Check to make sure this was done correctly:

In [None]:
stopifnot(table(problem_3$continent,problem_3$gdp_bin) == structure(c(47L, 16L, 20L, 5L, 0L, 5L, 7L, 3L, 6L, 0L, 0L, 0L, 
6L, 6L, 1L, 0L, 1L, 2L, 11L, 1L, 0L, 1L, 2L, 2L, 0L), .Dim = c(5L, 
5L), .Dimnames = structure(list(c("Africa", "Americas", "Asia", 
"Europe", "Oceania"), c("(0,1e+04]", "(1e+04,2e+04]", "(2e+04,3e+04]", 
"(3e+04,4e+04]", "(4e+04,5e+04]")), .Names = c("", "")), class = "table"))

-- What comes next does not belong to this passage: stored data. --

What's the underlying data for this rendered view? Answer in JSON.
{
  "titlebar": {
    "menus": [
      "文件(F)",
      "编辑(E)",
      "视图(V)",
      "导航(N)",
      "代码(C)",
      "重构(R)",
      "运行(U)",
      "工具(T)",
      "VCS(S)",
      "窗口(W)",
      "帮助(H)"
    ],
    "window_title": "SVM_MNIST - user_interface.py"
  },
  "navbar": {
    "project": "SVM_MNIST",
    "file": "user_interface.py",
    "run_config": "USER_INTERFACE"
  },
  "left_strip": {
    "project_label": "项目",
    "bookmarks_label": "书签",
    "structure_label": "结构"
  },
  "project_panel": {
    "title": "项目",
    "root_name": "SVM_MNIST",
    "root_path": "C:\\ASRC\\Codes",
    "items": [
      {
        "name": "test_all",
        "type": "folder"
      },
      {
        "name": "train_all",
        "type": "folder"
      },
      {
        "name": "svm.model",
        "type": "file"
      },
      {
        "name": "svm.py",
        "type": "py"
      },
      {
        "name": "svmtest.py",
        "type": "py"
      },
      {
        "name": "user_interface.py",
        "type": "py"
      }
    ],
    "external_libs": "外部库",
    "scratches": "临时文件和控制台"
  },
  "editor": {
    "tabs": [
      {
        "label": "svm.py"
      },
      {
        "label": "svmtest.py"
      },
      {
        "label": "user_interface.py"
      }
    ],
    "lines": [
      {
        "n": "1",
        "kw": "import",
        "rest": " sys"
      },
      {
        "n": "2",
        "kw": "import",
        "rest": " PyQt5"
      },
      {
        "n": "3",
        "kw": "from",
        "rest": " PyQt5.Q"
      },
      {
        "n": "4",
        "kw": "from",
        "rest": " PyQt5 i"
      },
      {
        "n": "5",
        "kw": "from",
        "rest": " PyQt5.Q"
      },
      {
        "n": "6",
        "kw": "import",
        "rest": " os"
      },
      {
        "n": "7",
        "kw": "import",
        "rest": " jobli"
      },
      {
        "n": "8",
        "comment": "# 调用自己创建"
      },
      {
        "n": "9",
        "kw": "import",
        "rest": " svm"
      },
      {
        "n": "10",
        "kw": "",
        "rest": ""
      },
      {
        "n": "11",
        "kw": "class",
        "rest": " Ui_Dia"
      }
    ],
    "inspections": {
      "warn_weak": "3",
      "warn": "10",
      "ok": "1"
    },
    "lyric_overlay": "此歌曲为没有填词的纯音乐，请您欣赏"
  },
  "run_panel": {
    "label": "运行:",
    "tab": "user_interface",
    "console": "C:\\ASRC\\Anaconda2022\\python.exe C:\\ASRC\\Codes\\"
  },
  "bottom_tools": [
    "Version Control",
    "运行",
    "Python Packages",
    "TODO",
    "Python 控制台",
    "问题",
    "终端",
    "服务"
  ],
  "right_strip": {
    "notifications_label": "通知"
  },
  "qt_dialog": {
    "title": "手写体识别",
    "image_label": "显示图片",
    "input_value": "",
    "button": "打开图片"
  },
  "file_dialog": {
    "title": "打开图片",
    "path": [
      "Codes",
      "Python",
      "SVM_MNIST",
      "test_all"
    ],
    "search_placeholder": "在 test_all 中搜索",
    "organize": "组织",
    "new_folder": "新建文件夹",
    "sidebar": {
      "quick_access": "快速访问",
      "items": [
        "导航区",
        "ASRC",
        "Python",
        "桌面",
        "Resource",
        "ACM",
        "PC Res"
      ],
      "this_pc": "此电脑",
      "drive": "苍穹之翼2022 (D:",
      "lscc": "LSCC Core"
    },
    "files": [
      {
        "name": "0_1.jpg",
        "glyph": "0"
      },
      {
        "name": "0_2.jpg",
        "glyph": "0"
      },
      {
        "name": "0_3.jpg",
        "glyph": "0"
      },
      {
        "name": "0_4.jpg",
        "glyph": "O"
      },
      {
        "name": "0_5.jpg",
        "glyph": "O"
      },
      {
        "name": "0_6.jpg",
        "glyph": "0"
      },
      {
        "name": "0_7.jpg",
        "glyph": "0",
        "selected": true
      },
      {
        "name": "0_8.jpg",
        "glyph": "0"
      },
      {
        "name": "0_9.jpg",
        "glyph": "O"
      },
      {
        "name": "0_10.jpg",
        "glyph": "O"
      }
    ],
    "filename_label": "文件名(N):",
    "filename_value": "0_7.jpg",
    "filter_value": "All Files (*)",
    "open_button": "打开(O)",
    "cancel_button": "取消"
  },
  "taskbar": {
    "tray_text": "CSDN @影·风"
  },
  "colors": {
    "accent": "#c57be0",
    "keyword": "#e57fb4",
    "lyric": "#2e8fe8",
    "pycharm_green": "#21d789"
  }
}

Now conduct Pearson's $\chi^2$ test to see if there is an association between which continent a country is on and its GDP per capita. Name the test object `gdp_continent_chisq`. Do not change any of the default options for the test in R. Note: R will return a warning message for this test because there are cells in the contingency table with small expected values. Ignore this warning in this assignment, but not in research!

In [None]:
# YOUR CODE HERE
tbl = table(problem_3$continent, problem_3$gdp_bin)
gdp_continent_chisq = chisq.test(tbl)

Finally, check to see that the test performed correctly: 

In [None]:
stopifnot(round(gdp_continent_chisq$statistic,digits=3) == structure(73.731, .Names = "X-squared"))

Based on this test, there is a clear relationship!